Farkas sat through the trial wearing tailored suits, looking tanned and occasionally fiddled with the top of a pen.
On the stand, he told jurors how he bought Taylor Bean in 1991 for $75,000 and grew the business. Taylor Bean went from funding less than $100 million in mortgage loans in 1999 to funding between $2.5 billion and $3 billion in mortgage loans by 2009.
It is now in bankruptcy.
On the stand, he said his company grew too fast and “in retrospect” was “highly leveraged.”
Asked by Rogow why he testified instead of fleeing, Farkas answered, “…I didn’t believe at the time that I’d committed any crime, and I don’t believe now that I’ve committed any crime.”

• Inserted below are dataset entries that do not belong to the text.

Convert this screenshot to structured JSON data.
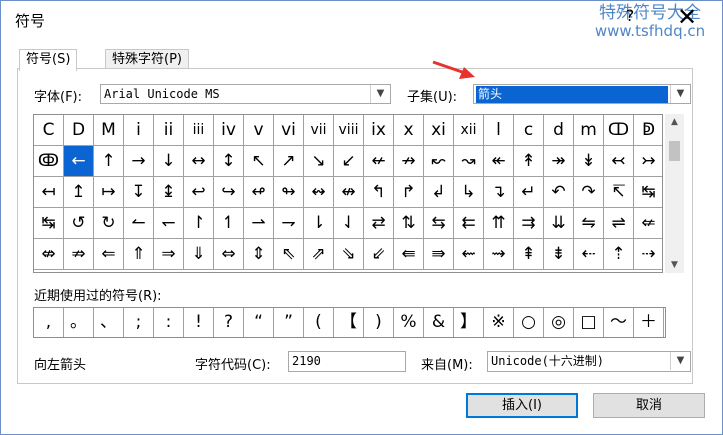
{
  "window": {
    "title": "符号",
    "help": "?",
    "close": "✕"
  },
  "watermark": {
    "line1": "特殊符号大全",
    "line2": "www.tsfhdq.cn"
  },
  "tabs": [
    {
      "label": "符号(S)"
    },
    {
      "label": "特殊字符(P)"
    }
  ],
  "font": {
    "label": "字体(F):",
    "value": "Arial Unicode MS"
  },
  "subset": {
    "label": "子集(U):",
    "value": "箭头"
  },
  "grid_rows": [
    [
      "C",
      "D",
      "M",
      "i",
      "ii",
      "iii",
      "iv",
      "v",
      "vi",
      "vii",
      "viii",
      "ix",
      "x",
      "xi",
      "xii",
      "l",
      "c",
      "d",
      "m",
      "ↀ",
      "ↁ"
    ],
    [
      "ↂ",
      "←",
      "↑",
      "→",
      "↓",
      "↔",
      "↕",
      "↖",
      "↗",
      "↘",
      "↙",
      "↚",
      "↛",
      "↜",
      "↝",
      "↞",
      "↟",
      "↠",
      "↡",
      "↢",
      "↣"
    ],
    [
      "↤",
      "↥",
      "↦",
      "↧",
      "↨",
      "↩",
      "↪",
      "↫",
      "↬",
      "↭",
      "↮",
      "↰",
      "↱",
      "↲",
      "↳",
      "↴",
      "↵",
      "↶",
      "↷",
      "↸",
      "↹"
    ],
    [
      "↹",
      "↺",
      "↻",
      "↼",
      "↽",
      "↾",
      "↿",
      "⇀",
      "⇁",
      "⇂",
      "⇃",
      "⇄",
      "⇅",
      "⇆",
      "⇇",
      "⇈",
      "⇉",
      "⇊",
      "⇋",
      "⇌",
      "⇍"
    ],
    [
      "⇎",
      "⇏",
      "⇐",
      "⇑",
      "⇒",
      "⇓",
      "⇔",
      "⇕",
      "⇖",
      "⇗",
      "⇘",
      "⇙",
      "⇚",
      "⇛",
      "⇜",
      "⇝",
      "⇞",
      "⇟",
      "⇠",
      "⇡",
      "⇢"
    ]
  ],
  "recent": {
    "label": "近期使用过的符号(R):",
    "items": [
      ",",
      "。",
      "、",
      ";",
      ":",
      "!",
      "?",
      "“",
      "”",
      "(",
      "【",
      ")",
      "%",
      "&",
      "】",
      "※",
      "○",
      "◎",
      "□",
      "～",
      "＋"
    ]
  },
  "char_name": "向左箭头",
  "char_code": {
    "label": "字符代码(C):",
    "value": "2190"
  },
  "from": {
    "label": "来自(M):",
    "value": "Unicode(十六进制)"
  },
  "buttons": {
    "insert": "插入(I)",
    "cancel": "取消"
  },
  "colors": {
    "selection": "#0a64d2",
    "watermark": "#4f86c6",
    "arrow": "#e8322b"
  }
}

But Lanny A. Breuer, assistant attorney general for the criminal division of the Justice Department, said in a conference call after the verdict that Farkas was the “mastermind of one of the largest bank fraud schemes” in the collapse of the financial crisis.
“Mr. Farkas may have thought he could steal $3 billion and sail into the sunset, but now a jury has told him otherwise and he must face the severe consequences of his acts,” Breuer said.
Dana Boente, first assistant U.S. Attorney for the Eastern District of Virginia, said in the call that Farkas’s greed was “staggering.”